Art Stevens was born on the 1er May 1915 in Roy, Montana. Starting at disney in 1939 as an intervalist on Fantasia, he participated in most of the studios’ feature films, in particular Peter Pan for which he was promoted to animator of the main character. In 1977, he co-directed The Adventures of Bernard and Bianca alongside Wolfgang Reitherman and John Lounsbery. Animator of Evinrude, he then supervises Rox and Rouky and Taram and the Magic Cauldron. He leaves the studios disney in 1983, before the end of production of this last film. He died on May 22, 2007.
A secondary character not very present on the screen, the Captain of the Guards appears in the form of a fleshy crocodile. The hoarse voice, he wears green shoes and is decked out in a cape and a small headgear enhanced with a feather, two attributes that Ben Ali Gator, one of the protagonists of Fantasia, at the time animated, like the Captain, by John Lounsbery. The character also has several common traits with Tick Tock Croc, the crocodile from Peter Panor even Brutus and Nero in The Adventures of Bernard and Bianca.
The Voices of the Captain of the Guards
Initially thought for comedian Billy Bletcher, who once dubbed Pat Hibulaire and the Big Bad Wolf, the role of Captain of the Guards is finally offered to comedian and singer John B. “Candy” Candido. Born in New Orleans on December 25, 1913, he began his career as a bassist and singer in Ted Fio Rito’s big band. Very present on the radio, he plays in the cinema in films like Only Angels have Wings, Two Legionary Boobies, Lucky day and A New Ladybug Love. Recognizable among a thousand thanks to his stentorian voice, he also doubles the Indian Chief, the henchmen of Maleficent and Fidget. Candy Candido disappeared on May 19, 1999 at the age of eighty-five.
In France, the Captain of the Guards is played by Georges Atlas.

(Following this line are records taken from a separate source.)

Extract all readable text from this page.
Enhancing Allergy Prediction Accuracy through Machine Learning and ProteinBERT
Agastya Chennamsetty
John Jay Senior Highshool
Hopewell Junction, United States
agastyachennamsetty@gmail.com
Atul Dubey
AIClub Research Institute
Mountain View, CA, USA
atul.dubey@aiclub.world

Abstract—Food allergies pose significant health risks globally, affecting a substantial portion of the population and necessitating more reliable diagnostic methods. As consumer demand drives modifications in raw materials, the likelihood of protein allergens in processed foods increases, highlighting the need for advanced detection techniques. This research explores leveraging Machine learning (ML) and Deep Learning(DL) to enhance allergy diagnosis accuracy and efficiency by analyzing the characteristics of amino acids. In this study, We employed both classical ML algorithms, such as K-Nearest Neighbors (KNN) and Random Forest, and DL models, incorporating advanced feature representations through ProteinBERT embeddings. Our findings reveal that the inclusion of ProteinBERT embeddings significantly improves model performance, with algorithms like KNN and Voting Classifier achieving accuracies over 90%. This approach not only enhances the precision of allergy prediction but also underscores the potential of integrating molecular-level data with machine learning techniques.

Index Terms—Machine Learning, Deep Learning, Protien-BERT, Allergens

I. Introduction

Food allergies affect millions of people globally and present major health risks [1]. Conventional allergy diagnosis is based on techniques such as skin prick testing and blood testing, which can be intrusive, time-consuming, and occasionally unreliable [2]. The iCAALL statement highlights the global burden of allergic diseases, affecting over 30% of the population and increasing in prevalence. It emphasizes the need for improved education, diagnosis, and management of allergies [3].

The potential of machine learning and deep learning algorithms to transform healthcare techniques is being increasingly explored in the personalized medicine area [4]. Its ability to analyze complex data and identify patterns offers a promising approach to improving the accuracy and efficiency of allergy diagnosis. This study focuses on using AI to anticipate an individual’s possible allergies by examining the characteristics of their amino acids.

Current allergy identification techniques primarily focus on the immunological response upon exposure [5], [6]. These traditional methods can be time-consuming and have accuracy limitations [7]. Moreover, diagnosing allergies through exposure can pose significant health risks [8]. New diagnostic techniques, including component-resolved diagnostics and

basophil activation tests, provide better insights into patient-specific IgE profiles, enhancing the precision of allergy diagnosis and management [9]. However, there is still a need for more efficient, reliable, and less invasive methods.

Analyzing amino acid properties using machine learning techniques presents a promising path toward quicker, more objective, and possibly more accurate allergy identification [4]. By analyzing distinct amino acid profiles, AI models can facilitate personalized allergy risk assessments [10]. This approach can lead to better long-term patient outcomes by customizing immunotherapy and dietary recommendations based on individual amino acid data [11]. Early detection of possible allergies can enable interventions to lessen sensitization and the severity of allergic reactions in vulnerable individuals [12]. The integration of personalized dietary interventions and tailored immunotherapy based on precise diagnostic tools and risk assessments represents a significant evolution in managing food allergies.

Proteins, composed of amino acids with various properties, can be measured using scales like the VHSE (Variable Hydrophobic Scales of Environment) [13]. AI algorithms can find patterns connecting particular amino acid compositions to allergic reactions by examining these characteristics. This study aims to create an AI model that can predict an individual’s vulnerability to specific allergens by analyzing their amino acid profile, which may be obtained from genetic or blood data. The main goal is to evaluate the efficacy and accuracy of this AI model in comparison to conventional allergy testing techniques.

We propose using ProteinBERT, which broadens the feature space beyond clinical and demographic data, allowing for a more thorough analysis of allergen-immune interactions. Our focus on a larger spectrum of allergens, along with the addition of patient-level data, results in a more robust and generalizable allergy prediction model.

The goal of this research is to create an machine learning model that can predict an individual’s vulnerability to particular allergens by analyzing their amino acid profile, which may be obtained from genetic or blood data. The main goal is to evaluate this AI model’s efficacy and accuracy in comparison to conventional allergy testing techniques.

Born in Geneva on August 14, 1926, the actor appeared in the theater in several classics such as Twelve Angry Men, The Annunciation Made to Mary, The War of Three will not take place, Amadeus and The Bourgeois Gentleman. Present punctually on television and in the cinema in Wretched, The big mop and The Carapate, Atlas is also very active in the world of dubbing. French voice of Lee Van Cleef, Will Sampson and Richard Kiel, he embodies dozens of animated characters like The Door Handle in Alice in WonderlandCaesar in The Lady and the Tramp and the Dane in 101 Dalmatians.
A second role sometimes forgotten by the general public, the Captain of the Guards nevertheless makes it possible to complete the bestiary of Robin Hood.